By Ajay Chhetri, Kathmandu, Jan. 28: Drying excess liquidity is synchronized with the swelling balance of payment (BoP) in the current fiscal year (FY).
A recent report of the Nepal Rastra Bank (NRB) showed a steep fall of the excess liquidity from Rs. 122.9 billion in mid-July last FY to Rs. 17 billion on January 25 in the current FY.
Likewise, the surplus BoP of Rs. 1.23 billion of FY2020/21 turned down to a huge deficit of Rs. 195.01 billion during the first five months of the current FY.
The external sector witnessed the deficit in BoP coinciding with the continuous climb of the imports. The import is getting financed from the bank and financial institutions (BFIs). The NRB report revealed that the amount of the outstanding credit of BFIs leaped by a huge amount in the current FY in comparison to the previous FY. In the current FY, the outstanding credit for import finance rose to Rs. 12.2 billion is far too large in comparison to just over Rs. 405 million recorded in the same period of the previous FY.
In effect, the import has been draining the liquidity out of the banking channel.
The outcome of the import finance has been nudging the BoP in a deficit position in the context of weakening support of remittance, foreign aid, and a low foreign direct investment base. Besides, the foreign exchange reserve has been depleted by 12.5 per cent in the first five months of the current FY.
Sharing his view, the former governor of NRB, Deependra Bahadur Kshetry, said that a rise in imports is one of the causes of the current shortage of liquidity. He said that deposits are not being mobilized at par with the rise in the credit flow. In response to sluggish deposit mobilization, Kshetry thinks that a sharp rise in inflation has discouraged the depositors because of a very low-interest rate in the savings. The saving rate is far lower to compensate for the 11 per cent rate of inflation.
Former governor Chiranjivi Nepal said that the budget vacuum at the beginning of the current FY is one of the reasons for the current stress in liquidity. He said, in addition to the situation of a replacement budget, aggressive lending in recent months emanates the problems as the deposit has not been mobilized to match the lending. In response to the slow deposit mobilization, he said that fixing of fluctuation rate of interest on deposits could be a major fault in the NRB policy, which has demoralized depositors to invest in banks and financial institutions.
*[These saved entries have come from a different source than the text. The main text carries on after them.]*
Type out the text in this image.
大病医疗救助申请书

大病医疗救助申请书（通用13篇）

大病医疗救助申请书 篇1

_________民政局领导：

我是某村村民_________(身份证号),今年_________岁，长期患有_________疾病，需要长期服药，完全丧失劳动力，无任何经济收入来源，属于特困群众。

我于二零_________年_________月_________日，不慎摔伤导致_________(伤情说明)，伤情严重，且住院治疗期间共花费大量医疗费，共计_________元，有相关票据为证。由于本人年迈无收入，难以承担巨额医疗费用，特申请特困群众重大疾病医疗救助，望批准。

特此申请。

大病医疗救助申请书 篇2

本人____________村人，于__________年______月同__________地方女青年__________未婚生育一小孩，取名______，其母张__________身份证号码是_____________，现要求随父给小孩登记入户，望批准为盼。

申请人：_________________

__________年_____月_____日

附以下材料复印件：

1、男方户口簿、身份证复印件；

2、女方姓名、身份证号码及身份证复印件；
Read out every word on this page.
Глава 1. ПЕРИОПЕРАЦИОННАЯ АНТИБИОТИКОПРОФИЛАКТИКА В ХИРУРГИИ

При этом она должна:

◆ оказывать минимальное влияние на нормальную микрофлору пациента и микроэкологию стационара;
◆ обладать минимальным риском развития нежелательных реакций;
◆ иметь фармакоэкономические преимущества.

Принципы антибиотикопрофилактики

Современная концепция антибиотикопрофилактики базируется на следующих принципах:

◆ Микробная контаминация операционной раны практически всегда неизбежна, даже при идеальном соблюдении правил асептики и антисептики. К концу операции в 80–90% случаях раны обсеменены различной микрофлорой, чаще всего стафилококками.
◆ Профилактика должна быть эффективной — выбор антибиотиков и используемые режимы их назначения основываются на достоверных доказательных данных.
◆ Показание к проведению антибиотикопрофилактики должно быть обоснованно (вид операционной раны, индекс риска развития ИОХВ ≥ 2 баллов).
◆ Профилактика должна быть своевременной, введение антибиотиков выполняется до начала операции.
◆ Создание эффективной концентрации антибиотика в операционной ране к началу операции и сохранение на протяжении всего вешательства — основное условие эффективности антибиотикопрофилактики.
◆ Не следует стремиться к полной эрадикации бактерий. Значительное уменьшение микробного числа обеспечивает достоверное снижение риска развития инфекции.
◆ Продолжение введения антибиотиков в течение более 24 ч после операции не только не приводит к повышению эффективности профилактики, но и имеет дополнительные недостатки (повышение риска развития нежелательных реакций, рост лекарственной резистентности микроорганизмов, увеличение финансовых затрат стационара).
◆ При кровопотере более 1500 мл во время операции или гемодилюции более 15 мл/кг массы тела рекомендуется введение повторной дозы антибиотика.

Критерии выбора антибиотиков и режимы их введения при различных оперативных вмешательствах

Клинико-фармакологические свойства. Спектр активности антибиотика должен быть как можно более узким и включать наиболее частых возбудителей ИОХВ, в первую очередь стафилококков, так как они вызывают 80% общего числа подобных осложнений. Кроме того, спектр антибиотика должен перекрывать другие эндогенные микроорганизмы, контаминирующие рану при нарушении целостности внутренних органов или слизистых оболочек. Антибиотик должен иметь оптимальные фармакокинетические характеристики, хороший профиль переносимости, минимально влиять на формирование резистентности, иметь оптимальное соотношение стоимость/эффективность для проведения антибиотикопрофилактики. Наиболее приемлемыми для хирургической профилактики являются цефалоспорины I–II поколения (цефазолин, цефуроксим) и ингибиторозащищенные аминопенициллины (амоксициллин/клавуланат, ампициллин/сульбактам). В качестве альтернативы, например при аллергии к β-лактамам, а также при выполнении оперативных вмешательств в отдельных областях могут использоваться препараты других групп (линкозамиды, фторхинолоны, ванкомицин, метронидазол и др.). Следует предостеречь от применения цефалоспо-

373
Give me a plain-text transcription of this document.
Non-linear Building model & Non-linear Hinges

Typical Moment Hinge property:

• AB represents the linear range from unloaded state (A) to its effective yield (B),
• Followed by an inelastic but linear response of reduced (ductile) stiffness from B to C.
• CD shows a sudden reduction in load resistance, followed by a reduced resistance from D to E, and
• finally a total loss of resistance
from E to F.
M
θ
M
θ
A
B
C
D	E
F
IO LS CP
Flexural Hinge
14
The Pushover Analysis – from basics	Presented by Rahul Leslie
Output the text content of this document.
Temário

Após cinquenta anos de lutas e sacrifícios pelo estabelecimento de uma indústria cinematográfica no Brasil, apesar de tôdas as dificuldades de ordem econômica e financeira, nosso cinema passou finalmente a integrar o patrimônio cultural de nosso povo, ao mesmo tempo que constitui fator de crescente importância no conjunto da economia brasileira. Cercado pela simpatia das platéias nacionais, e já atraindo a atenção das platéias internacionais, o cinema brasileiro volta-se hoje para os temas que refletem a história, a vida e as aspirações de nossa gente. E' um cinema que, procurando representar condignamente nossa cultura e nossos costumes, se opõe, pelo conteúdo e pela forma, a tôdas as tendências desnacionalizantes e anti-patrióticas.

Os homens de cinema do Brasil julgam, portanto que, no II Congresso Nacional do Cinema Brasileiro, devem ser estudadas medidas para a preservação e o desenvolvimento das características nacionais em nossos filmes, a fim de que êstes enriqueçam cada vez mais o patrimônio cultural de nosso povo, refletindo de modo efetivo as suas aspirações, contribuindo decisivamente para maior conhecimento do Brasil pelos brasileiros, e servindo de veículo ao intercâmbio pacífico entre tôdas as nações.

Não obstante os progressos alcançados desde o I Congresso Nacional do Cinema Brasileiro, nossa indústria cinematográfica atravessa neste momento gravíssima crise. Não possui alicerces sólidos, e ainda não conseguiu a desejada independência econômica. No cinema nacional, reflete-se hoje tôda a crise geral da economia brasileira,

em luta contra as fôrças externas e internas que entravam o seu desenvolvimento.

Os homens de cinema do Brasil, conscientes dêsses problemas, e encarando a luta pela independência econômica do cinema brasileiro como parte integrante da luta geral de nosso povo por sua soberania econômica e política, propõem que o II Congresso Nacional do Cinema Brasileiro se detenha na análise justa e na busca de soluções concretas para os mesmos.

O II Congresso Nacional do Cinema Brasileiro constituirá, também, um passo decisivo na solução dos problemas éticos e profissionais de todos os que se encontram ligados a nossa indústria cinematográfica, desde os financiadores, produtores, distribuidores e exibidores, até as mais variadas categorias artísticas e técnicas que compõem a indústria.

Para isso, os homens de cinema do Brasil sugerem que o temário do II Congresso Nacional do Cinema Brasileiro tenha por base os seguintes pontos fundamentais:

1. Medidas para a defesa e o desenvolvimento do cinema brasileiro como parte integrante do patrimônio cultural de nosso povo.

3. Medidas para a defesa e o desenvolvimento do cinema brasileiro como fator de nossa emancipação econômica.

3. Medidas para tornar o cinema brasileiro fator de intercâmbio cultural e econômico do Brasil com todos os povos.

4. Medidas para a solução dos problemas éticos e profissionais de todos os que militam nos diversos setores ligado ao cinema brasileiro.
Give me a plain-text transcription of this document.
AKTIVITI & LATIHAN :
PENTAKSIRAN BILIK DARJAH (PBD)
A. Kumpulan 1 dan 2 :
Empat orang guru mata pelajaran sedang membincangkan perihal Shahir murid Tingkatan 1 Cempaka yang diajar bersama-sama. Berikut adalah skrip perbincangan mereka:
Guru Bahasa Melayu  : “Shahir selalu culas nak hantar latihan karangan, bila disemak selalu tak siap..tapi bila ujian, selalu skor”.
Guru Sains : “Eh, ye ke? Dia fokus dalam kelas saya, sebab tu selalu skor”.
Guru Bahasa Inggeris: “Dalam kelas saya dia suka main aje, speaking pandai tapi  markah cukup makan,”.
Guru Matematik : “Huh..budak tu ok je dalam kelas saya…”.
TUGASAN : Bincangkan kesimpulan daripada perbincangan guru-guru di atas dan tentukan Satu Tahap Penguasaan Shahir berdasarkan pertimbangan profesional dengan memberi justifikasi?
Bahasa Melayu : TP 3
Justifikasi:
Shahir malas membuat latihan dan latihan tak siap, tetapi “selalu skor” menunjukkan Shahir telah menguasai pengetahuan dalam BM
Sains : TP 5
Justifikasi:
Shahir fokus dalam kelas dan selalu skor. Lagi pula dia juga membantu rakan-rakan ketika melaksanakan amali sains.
Former Minister of Finance Dr. Ram Sharan Mahat said that the way the incumbent government has taken internal debt has disrupted the liquidity mobilization in the private sector. He also noted that the preceding government had also taken a high amount of internal debt. In his view, the government’s internal debt should not exceed 2 per cent of gross domestic product (GDP), instead, he said it has been exceeding 5 to 6 per cent. He also added that the COVID-19 pandemic also played a key role in exacerbating of the current situation of the economy by disrupting economic activities.